50 Jahre SI Club Münster
Der Club Münster feierte Ende Juni sein 50-jähriges Bestehen im historischen Rathaus von Münster, dort wo Diplomatie begann und die Kunst des Kompromisses erprobt wurde. Als 29. Club in Deutschland am 17. Januar 1976 gechartert, passte dieses Gründungsdatum zum Festvortrag „Mitreden – Mitbestimmen – Mitgestalten. Frauen in der Zivilgesellschaft“, in dem Prof. Dr. Annette Zimmer an die Aufbruchszeit der 70er Jahre erinnerte und letztlich vor dem riskanten Wandel des heutigen Frauenbildes warnte. Dr. Kathi Schepers begrüßte als Präsidentin des SI Club Münster die 130 Gäste aus dem In- und Ausland und hob die vielseitige Bedeutung unseres zivilgesellschaftlichen Engagements hervor. Die Wertschätzung dafür brachte die Immediate Past Präsidentin von SI Deutschland Manuela Nitsche sehr persönlich mit Blick auf die Geschichte des Clubs zum Ausdruck.

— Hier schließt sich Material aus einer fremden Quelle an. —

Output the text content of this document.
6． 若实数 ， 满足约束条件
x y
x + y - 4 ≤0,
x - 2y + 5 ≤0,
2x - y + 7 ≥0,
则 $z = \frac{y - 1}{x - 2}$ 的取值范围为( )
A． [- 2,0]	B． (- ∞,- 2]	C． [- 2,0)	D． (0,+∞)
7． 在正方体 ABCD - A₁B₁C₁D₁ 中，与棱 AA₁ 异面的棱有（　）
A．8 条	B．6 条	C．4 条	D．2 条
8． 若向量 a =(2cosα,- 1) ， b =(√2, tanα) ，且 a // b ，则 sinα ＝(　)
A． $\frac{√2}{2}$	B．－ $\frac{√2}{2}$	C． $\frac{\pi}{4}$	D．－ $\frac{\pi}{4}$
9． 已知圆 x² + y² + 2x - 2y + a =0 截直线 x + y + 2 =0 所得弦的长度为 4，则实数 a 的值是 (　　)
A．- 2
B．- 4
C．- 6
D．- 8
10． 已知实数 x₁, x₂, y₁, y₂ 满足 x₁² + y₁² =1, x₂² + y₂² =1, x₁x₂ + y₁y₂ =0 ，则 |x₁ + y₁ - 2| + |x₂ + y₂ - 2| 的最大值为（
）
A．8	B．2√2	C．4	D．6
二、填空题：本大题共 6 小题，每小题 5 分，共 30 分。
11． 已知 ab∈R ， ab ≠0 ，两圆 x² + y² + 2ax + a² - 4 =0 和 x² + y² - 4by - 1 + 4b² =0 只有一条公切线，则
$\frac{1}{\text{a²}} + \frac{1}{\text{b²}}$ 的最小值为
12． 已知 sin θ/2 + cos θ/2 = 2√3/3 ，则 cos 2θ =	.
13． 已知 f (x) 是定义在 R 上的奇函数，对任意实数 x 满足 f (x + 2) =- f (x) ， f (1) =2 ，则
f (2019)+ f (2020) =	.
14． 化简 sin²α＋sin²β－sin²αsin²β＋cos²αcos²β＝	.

v.l.n.r. Immediate Past Präsidentin SI Deutschland Manuela Nitsche, SI Präsidentin Club Münster Dr. Kathrin Schepers
Sie ist in einer Broschüre mit allen Projekten und Aktivitäten im Verlauf der 50 Jahre dokumentiert. Dazu gehören vor allem auch verschiedene „Über Wasser“-Projekte, die 15 weitere Clubs der Region weiterhin organisieren und das Stipendium für eine junge Musikerin der Jugendakademie, einem gemeinsamen Hochbegabtenprojekt der Westfälischen Schule für Musik und der Musikhochschule Münster. Zwei frühere erfolgreiche Stipendiatinnen rahmten das Programm ein, zu dem auch Grußworte des Bürgermeisters Klaus Rosenau und der Friendship-Links aus den Niederlanden und aus Großbritannien gehörten.
Die unglaubliche Hitze war auch während des Galaabends am Aasee kaum ein Hindernis für viele anregende Gespräche, zu dem auch ein unterhaltsames Programm beitrug, u.a. mit einer Debatte des Debattierclubs der Universität Münster ob der „Have-it-all Feminismus“ mehr schade als nütze. Als krönenden Abschluss konnte der Club „Cactus Junges Theater“, seinem Förderprojekt seit 30 Jahren, eine Spende von 3.000,00 € überreichen.
Das Zusammensein mit vielen Gästen und Sorores war ein großer Erfolg und motiviert weiterhin in soroptimistischer Weise dabei zu bleiben.